Mau makan meja sekolah, mau memukul AC

Tapi, nggak jadi…

Al hasil, hanya bisa menatap kosong wajah guru di depan kelas saya, kosong sehingga tertidur, eh enggak deng , saya tetap membuka mata dengan perasaan terbebani,

 

Semua ini berawal dari, ketika negara api datang membawa guru kimia menyerang kelas saya :

 

**********

“ Nadilla, sini to neng “ kata guru saya, yang akrab di sapa bu Wahyu, logat solo nya kental sekali

Nadilla teman saya yang namanya merasa di panggil menghampiri bu Wahyu dengan degup jantung yang kencang, mungkin sangking kencangnya dapat membuat gempa kecil di kelas saya. Oke berlebihan.

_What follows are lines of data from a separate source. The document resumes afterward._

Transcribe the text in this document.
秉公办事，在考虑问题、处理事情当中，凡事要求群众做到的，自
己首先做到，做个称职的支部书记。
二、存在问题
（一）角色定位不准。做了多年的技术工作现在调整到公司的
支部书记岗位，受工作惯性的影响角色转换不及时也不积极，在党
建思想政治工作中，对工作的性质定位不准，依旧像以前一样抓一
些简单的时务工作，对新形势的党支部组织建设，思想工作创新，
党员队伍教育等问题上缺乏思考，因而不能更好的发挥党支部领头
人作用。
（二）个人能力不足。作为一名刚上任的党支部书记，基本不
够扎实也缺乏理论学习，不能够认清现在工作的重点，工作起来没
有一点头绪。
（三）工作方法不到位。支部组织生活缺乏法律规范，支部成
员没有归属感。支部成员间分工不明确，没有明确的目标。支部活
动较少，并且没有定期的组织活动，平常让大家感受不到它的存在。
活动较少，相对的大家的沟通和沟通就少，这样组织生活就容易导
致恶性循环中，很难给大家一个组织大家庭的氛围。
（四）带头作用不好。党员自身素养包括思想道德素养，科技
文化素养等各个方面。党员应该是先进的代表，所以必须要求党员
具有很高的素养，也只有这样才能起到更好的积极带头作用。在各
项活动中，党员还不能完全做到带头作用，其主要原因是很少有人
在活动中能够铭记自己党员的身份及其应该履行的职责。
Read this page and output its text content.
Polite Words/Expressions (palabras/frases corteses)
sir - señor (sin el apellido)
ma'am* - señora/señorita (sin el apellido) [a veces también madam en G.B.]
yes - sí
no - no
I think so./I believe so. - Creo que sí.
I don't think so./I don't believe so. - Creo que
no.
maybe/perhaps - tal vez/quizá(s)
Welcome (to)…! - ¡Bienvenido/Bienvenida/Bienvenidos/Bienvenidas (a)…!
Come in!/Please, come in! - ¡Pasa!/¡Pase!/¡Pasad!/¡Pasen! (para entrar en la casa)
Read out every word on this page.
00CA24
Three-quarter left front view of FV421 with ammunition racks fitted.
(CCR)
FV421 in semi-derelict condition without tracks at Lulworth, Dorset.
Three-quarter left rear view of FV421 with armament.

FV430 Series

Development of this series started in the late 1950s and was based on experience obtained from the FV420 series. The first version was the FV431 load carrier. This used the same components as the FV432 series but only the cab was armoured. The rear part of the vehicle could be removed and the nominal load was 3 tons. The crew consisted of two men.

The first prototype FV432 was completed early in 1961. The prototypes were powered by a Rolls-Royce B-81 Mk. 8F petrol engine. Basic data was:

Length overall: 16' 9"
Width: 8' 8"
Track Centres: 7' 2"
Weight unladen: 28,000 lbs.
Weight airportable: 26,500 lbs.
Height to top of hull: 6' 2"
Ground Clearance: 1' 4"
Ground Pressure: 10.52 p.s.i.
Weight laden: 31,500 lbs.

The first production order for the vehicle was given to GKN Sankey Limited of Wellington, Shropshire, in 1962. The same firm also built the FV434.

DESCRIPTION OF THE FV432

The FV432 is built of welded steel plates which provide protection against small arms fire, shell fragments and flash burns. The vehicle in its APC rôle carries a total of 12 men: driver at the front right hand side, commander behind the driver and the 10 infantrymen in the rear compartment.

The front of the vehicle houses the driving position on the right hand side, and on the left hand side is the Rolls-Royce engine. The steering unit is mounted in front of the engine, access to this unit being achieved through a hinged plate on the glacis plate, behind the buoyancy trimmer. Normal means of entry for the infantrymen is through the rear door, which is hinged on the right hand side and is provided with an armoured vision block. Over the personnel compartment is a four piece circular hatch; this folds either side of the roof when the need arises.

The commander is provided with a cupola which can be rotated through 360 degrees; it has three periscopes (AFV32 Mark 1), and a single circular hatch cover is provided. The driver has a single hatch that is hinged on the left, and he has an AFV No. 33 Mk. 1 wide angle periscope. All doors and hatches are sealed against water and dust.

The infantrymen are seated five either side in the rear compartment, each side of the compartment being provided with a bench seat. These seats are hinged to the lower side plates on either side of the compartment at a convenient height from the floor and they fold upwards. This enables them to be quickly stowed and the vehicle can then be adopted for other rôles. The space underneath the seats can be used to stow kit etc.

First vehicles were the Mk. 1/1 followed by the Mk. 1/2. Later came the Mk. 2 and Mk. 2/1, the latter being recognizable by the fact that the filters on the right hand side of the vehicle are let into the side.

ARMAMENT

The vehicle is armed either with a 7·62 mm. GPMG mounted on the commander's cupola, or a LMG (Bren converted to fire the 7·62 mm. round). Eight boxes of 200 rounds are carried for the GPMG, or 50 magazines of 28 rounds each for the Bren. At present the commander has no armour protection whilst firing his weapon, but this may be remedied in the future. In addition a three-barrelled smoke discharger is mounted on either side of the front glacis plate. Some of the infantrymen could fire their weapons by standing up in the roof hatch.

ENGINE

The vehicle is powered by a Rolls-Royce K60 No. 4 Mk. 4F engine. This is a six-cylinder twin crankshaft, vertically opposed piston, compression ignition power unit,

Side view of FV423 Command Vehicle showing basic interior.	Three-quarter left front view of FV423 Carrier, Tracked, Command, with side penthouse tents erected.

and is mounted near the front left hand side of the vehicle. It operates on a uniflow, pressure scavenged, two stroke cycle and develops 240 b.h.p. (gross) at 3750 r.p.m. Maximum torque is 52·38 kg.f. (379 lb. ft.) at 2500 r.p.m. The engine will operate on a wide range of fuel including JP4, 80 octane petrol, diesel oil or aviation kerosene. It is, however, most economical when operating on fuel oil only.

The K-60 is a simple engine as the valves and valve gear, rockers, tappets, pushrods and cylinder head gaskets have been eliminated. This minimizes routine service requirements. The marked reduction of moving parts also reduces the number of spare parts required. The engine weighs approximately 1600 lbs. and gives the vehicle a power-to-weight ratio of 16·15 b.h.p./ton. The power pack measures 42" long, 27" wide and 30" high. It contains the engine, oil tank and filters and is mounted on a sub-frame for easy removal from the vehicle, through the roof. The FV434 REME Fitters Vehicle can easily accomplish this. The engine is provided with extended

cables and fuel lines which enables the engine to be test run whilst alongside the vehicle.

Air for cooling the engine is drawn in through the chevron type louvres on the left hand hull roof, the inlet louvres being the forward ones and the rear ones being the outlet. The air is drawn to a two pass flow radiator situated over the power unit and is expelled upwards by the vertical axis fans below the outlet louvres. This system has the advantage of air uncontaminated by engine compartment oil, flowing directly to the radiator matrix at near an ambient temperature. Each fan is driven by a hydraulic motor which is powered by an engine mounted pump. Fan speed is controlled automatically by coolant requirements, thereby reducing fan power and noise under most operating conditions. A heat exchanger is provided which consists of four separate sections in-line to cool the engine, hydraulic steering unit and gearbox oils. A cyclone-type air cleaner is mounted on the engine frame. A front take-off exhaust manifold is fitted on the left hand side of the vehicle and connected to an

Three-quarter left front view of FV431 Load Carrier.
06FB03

“Kamu kenapa to neng, nilaimu ini remed terus , ndak bagus-bagus “ ucap bu Wahyu

Kami sekelas termasuk saya langsung cenggo, dalam hati “perasaaan kita satu kelas ini emang semua remed deh “

Nadilla terdiam, bingung mau jawab apa

Lalu bu wahyu mengamati daftar nilai, mencari mangsa selanjutnya ,Saya hampir mau loncat dari kelas

Dan…….. da…..da…..dannnnn……

 

“Vera”

“April “

Kamu juga maju.

 

Puf! Setidaknya nama saya selamat kali ini, jadilah teman saya bertiga menajdi korban , bu Wahyu meminta mereka untuk memberi tahu orang tua, bu Wahyu ingin bicara pada orang tua mereka. Saya dan teman-teman yang duduk bukan merasa lega atau bahakan senang setidaknya bukan nama kami yang di panggil, tentu tidak !

Justru kami merasa ada beban yang akan menghampiri, saya diam menatap pelajaran kimia dengan kosong.

Seandainya ada yang menyalakan lagu MP3 “ayat-ayat cinta” mungkin lebih klasik, saya akan seperti Maria yang menulis buku hariannya di pinggir sungai Nil dengan mata yang kosong.

Anak jurusan Ilmu alam tahu, jika nilai jurusan buruk, maka kami akan di tendang ke jurusan sosial.

Saya sudah kecemplung jauh di ilmu alam, sudah enak dengan teman-teman kelasnya, sudah menemukan semangat belajar, setelah berbulan-bulan saya menangis dalam hati di jurusan ini, tetapi sekarang saya sudah betah.

 

Dan beban saya juga adalah, ternyata kembali ke sistem reguler itu bikin sesak fikiran, belajar dari sistem IP yang sudah di terapkan lalu tiba-tiba di hapuskan dan menggulang kembali pelajaran, membuat saya dan teman-teman bingung mati-matian, kelagapan dengan pelajaran lama. Kami belum bisa beradaptasi, di tamabh guru-guru yang banyak ganti, dan juga semester ini kita banyak sekali tugas dan tanggung jawab sebagai senior..

 

Dan rasa sayang saya di jurusan ini, tentulah ada perjuangan yang harus saya hadapi, lahir dengan kemampuan otak yang jomplang sebelah, membuat saya harus mengajak bekerja sama otak kiri, mengajak bekerja sama otak kanan saya yang terlalu aktif.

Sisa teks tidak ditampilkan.